A flask is charged with 1.596 atm of N2O4(g) and 1.008 atm of NO2(g) at 25°C, and the following equilibrium is achieved.
N2O4(g)-> 2 NO2(g)
After equilibrium is reached, the partial pressure of NO2 is 0.504 atm.
(a) What is the equilibrium partial pressure of N2O4?
for this quetsion i set up an ice box and got 1.85 as my answer but it was wrong.
(c) Calculate the value of Kc for the reaction
If you had typed in your work I could have found the error.
N2O4 -> 2NO2
I 1.596 1.008
C .252 -.504
E 1.845 .504
1.596+0.252 = 1.848.
that would still be 1.85 with 3 sig figs
To answer both parts (a) and (c) of your question, we need to use the concept of equilibrium and the expression for equilibrium constant, Kc.
(a) To find the equilibrium partial pressure of N2O4, we can use the stoichiometry of the reaction and the equilibrium partial pressure of NO2. Since the balanced equation shows that 1 mole of N2O4 produces 2 moles of NO2, we can set up the following relation:
2 * (partial pressure of NO2) = partial pressure of N2O4
Substituting the given value of the partial pressure of NO2 (0.504 atm), we get:
2 * 0.504 atm = 1.008 atm
Therefore, the equilibrium partial pressure of N2O4 is 1.008 atm, not 1.85 atm as you mentioned.

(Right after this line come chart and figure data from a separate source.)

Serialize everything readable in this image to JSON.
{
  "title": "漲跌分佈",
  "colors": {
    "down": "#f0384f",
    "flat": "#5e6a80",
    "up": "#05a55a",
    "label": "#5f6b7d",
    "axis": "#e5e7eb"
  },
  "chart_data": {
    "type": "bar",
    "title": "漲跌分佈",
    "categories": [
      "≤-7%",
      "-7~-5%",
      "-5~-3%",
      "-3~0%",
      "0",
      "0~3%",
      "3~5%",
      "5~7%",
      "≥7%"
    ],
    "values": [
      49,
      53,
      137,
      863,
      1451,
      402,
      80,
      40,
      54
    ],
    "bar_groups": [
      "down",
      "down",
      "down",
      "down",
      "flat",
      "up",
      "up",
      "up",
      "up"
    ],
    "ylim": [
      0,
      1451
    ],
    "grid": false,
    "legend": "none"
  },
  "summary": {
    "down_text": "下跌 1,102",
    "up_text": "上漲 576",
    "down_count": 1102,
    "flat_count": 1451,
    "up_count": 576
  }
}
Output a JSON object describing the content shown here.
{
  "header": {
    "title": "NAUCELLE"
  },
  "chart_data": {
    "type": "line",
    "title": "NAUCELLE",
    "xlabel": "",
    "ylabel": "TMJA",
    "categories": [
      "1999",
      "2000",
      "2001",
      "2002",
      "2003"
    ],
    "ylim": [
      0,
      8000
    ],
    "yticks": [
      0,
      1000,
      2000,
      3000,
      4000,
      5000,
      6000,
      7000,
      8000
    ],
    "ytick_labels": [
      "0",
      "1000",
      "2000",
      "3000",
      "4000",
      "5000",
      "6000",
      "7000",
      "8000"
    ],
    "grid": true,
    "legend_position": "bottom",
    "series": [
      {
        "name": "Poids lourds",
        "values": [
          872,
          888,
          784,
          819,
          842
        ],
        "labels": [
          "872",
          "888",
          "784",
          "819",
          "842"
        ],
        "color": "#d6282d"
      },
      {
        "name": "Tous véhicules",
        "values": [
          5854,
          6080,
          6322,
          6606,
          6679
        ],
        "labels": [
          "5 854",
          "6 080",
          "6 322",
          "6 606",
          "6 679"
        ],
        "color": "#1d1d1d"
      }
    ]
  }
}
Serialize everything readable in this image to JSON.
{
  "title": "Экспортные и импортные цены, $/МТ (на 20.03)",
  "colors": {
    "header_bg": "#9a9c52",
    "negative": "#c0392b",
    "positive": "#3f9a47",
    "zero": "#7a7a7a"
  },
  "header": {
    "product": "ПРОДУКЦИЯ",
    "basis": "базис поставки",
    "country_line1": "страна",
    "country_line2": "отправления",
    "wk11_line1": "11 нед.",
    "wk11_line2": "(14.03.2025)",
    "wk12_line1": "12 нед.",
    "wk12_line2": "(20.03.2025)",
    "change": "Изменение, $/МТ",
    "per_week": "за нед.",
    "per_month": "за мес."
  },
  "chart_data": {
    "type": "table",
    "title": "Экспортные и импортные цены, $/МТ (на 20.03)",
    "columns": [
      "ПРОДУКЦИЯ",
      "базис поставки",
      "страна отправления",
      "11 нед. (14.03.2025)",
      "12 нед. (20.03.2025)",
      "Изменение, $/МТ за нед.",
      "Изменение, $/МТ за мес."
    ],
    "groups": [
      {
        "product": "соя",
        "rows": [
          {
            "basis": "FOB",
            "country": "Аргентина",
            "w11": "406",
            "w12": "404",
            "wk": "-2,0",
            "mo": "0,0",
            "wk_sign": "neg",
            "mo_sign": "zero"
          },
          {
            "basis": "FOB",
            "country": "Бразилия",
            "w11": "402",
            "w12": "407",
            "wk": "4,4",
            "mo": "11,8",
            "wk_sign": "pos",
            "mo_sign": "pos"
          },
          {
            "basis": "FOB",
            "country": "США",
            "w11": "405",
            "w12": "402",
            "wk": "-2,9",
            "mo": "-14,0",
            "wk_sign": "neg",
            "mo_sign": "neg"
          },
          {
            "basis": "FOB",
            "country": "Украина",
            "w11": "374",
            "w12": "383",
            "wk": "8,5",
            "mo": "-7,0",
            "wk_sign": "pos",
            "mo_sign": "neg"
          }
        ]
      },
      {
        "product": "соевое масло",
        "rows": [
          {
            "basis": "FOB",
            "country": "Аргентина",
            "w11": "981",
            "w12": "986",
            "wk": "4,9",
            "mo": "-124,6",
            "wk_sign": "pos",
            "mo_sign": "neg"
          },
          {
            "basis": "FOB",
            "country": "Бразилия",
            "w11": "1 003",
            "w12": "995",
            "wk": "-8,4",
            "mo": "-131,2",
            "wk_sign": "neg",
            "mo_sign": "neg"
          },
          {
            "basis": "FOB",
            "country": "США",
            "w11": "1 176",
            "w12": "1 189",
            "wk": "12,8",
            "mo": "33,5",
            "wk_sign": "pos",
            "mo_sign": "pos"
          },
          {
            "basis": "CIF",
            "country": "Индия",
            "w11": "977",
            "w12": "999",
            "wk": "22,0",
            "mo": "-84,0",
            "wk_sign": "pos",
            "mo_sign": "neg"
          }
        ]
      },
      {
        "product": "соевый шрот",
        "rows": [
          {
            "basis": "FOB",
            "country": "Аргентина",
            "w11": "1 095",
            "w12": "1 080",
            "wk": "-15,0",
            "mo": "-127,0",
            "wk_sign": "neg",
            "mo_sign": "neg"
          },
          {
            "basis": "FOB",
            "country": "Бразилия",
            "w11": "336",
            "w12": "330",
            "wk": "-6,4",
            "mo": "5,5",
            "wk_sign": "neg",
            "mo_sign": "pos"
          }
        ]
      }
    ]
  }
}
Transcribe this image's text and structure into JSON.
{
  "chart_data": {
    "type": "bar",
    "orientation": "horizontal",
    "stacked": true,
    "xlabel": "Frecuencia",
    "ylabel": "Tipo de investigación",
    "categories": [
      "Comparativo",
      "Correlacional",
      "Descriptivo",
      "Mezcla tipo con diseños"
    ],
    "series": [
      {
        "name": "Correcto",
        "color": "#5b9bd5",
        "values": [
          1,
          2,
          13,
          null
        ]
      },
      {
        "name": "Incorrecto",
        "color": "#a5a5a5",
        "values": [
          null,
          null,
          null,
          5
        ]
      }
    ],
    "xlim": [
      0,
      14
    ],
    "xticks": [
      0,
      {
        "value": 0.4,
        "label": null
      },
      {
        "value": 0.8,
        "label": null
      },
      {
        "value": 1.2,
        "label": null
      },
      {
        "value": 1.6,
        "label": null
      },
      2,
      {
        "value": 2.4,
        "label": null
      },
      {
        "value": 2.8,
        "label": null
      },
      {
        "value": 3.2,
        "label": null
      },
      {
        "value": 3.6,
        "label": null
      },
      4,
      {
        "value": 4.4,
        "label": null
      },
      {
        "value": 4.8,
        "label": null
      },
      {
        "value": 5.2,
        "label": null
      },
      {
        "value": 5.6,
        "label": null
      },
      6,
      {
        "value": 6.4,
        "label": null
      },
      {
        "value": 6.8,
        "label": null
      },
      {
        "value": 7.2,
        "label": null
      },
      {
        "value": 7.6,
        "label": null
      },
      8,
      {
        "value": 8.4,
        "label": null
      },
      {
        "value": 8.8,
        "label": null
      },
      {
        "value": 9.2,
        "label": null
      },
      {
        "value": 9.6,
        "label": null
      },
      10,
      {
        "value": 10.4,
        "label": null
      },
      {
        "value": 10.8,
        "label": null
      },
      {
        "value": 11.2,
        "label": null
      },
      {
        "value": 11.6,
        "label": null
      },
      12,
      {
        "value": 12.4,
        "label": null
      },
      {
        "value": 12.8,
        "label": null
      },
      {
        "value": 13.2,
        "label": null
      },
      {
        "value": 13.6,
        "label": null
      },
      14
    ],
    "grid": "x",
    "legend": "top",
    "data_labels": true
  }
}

(c) To calculate the value of Kc, we need to use the equilibrium concentrations of the species involved. However, in this case, we only have partial pressures provided instead of concentrations. But we can still find the value of Kc by using the relation between partial pressures and concentrations known as the ideal gas law.
The ideal gas law is given as:
PV = nRT
Where P is the partial pressure, V is the volume, n is the number of moles, R is the ideal gas constant, and T is the temperature in kelvin.
At equilibrium, we have:
[P(NO2)]^2 / [P(N2O4)] = Kc
Substituting the values of partial pressures into this expression, we get:
[(0.504 atm)^2] / [1.008 atm] = Kc
Simplifying, we find:
Kc = 0.252
Therefore, the value of Kc for the reaction is 0.252.